Birçoğu, filmi 80’lerin “ben nesli” ile ahlaki olarak yanlış olan her şeyin simgesi olarak eleştirdi. Yine de olay şu – film hala çok fazla kıç tekmeliyor. Neden? İki kelime: Tom Cruise. Başka herhangi bir aktör Brian’ı itici yapardı ama Cruise o kadar sevimli ki, her zaman onun niyetine güveniyoruz ve istediği her şeyi elde etmesi için destek oluyoruz. Cruise’un megavatlık karizması burada 11’e çıktı ve yedi yaşındaki bir çocuk olarak onu VHS’de izlerken bunun bende yarattığı etki derindi. Arkadaşlarım için meyve suyu kutularını barmenlik ederken kaset film müziğini patlatırdım. Brian’ın boş bir yuppi olduğu gerçeği benim için hiçbir şey ifade etmiyordu. O Tom Cruise’du! Şimdi filme bakınca hatalarını belirtmek kolay ama bariz süreklilik sorunları bir yana, harika bir film. Roger Donaldson bunu uzun metrajlı bir MTV videosu gibi yönetiyor. Eleştirmenler o zamanlar bundan hoşlanmamış olabilir, ancak bir nostalji parçası olarak birinci sınıf. Bryan Brown, Cruise’un eski akıl hocası olarak kendi başına havalı ve şimdi bile, bahsetmem gereken Elizabeth Shue ve Kelly Lynch’in de Cruise’un kendisi kadar yaşlandığını (aslında Gina Gershon da) ağzından kaçırmamak zor. Sette bir gençlik çeşmesi var mıydı?

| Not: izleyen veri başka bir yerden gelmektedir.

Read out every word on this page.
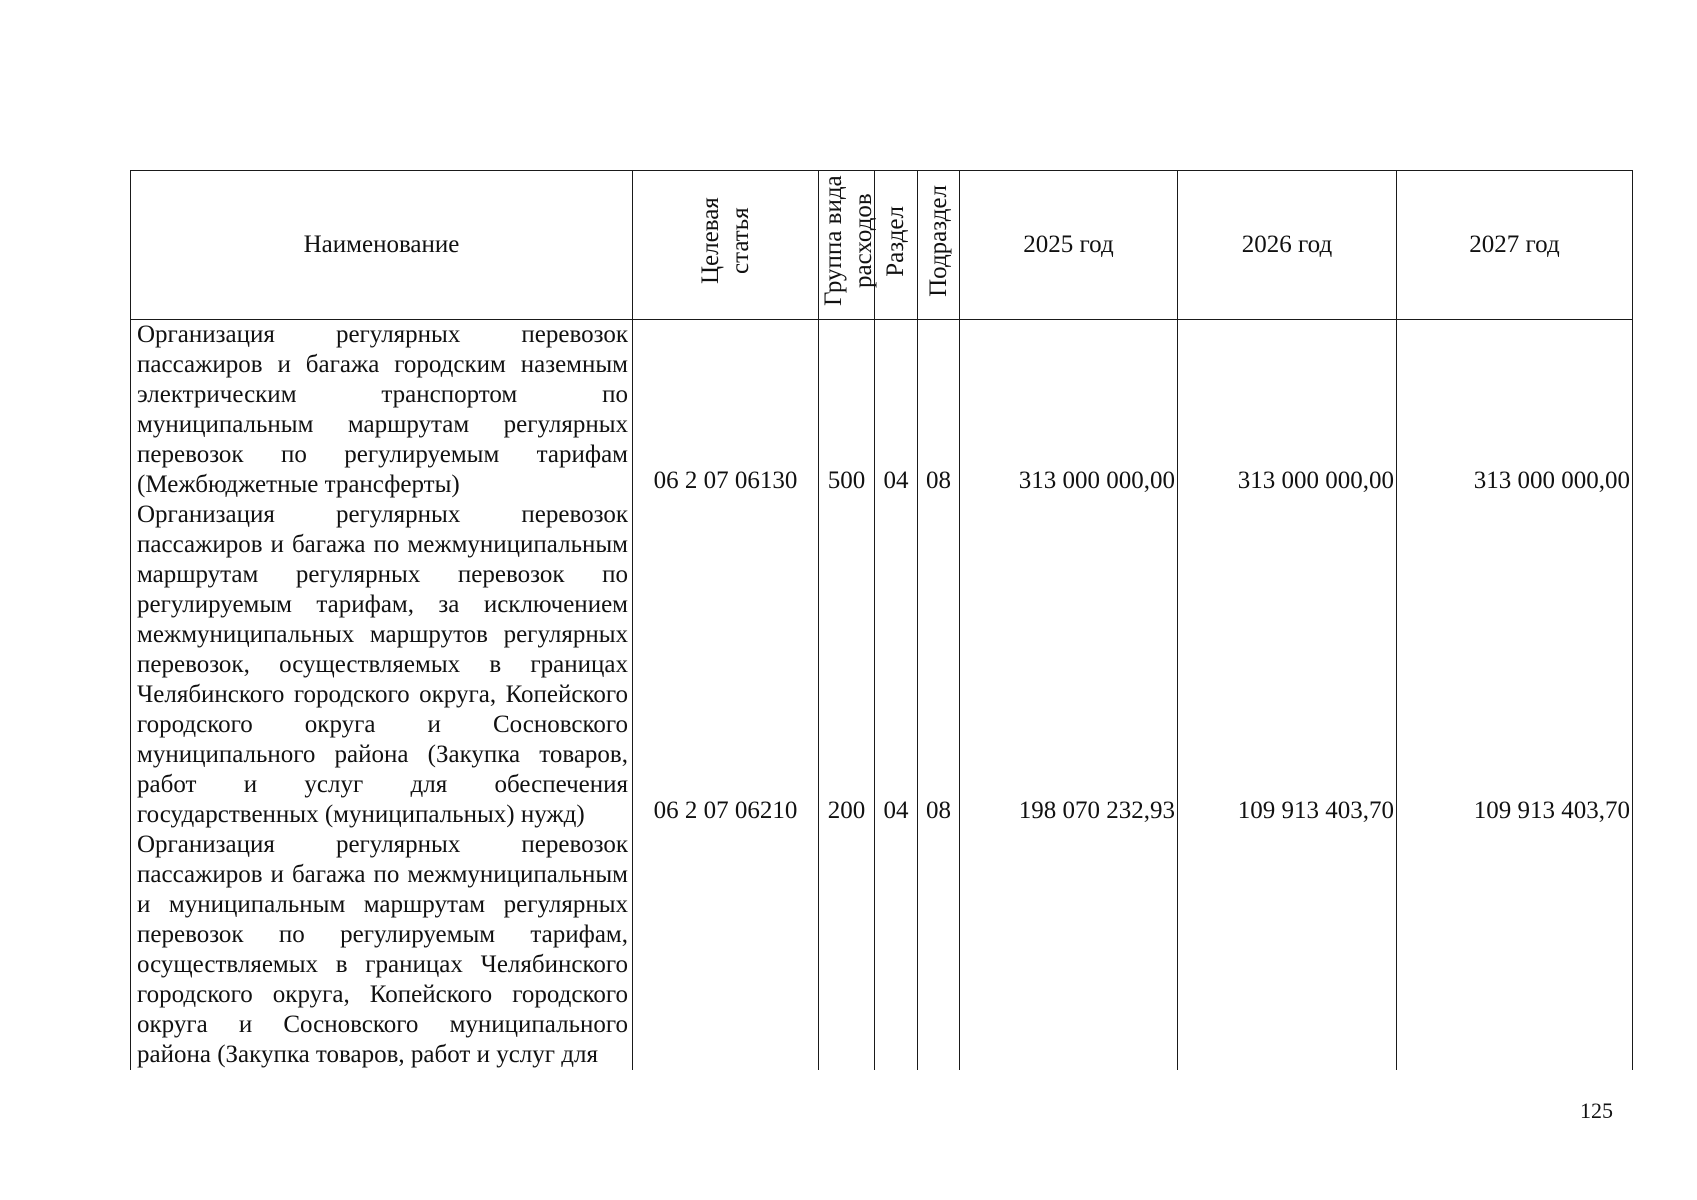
Наименование	Целевая статья	Группа вида расходов	Раздел	Подраздел	2025 год	2026 год	2027 год
Организация регулярных перевозок пассажиров и багажа городским наземным электрическим транспортом по муниципальным маршрутам регулярных перевозок по регулируемым тарифам (Межбюджетные трансферты)	06 2 07 06130	500	04	08	313 000 000,00	313 000 000,00	313 000 000,00
Организация регулярных перевозок пассажиров и багажа по межмуниципальным маршрутам регулярных перевозок по регулируемым тарифам, за исключением межмуниципальных маршрутов регулярных перевозок, осуществляемых в границах Челябинского городского округа, Копейского городского округа и Сосновского муниципального района (Закупка товаров, работ и услуг для обеспечения государственных (муниципальных) нужд)	06 2 07 06210	200	04	08	198 070 232,93	109 913 403,70	109 913 403,70
Организация регулярных перевозок пассажиров и багажа по межмуниципальным и муниципальным маршрутам регулярных перевозок по регулируемым тарифам, осуществляемых в границах Челябинского городского округа, Копейского городского округа и Сосновского муниципального района (Закупка товаров, работ и услуг для							
125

Tabii ki, filmin Tom Cruise’dan sonraki en büyük ikinci yıldızı, filmin kendisi kadar büyük bir hit olacak şekilde tasarlanmış film müziğidir. Süper silah film müziği 9 milyon kopya sattı. için film müziği Kokteyl büyük ölçüde film müziğindeki en büyük hit şarkı – The Beach Boys’un “Kokomo” – bazılarının nefret ettiği ama benim sevdiğim bir şarkı sayesinde Platinum’u dört katına çıkaracak. Ayrıca, Bobby McFerrin’in “Don’t Worry Be Happy” şarkısı, The Georgia Satellites’ın Hippy Hippy Shake cover’ı ve daha bir sürü şarkı vardı. Film, yurt içinde 78 Milyon Dolar hasılat yaparak dev bir hit oldu ve onu yılın sekizinci en büyük hiti yaptı. Ama bir numara neydi, sorabilirsiniz? Bir numaralı filmde Tom Cruise’un da rol aldığı ve bir sonraki Tom Cruise Revisited bölümümüzün konusu olduğu ortaya çıktı. Yağmur Adam! Sonunda, Kokteyl aptalca ve Tom Cruise’un filmlerinin çoğunun ne kadar harika olduğuyla karşılaştırıldığında dipnot gibi kalıyor. Bir daha asla bu kadar ince düşünülmüş veya planlanmış bir filmde oynamaz. Ancak, çocukken Tom Cruise filmlerinde büyüyen bizler için, 80’lerin en havalı adamı olarak Cruise kavramını pekiştirdi. Bunun bulaşıcı bir patlama olduğunu düşünmeden edemiyorum.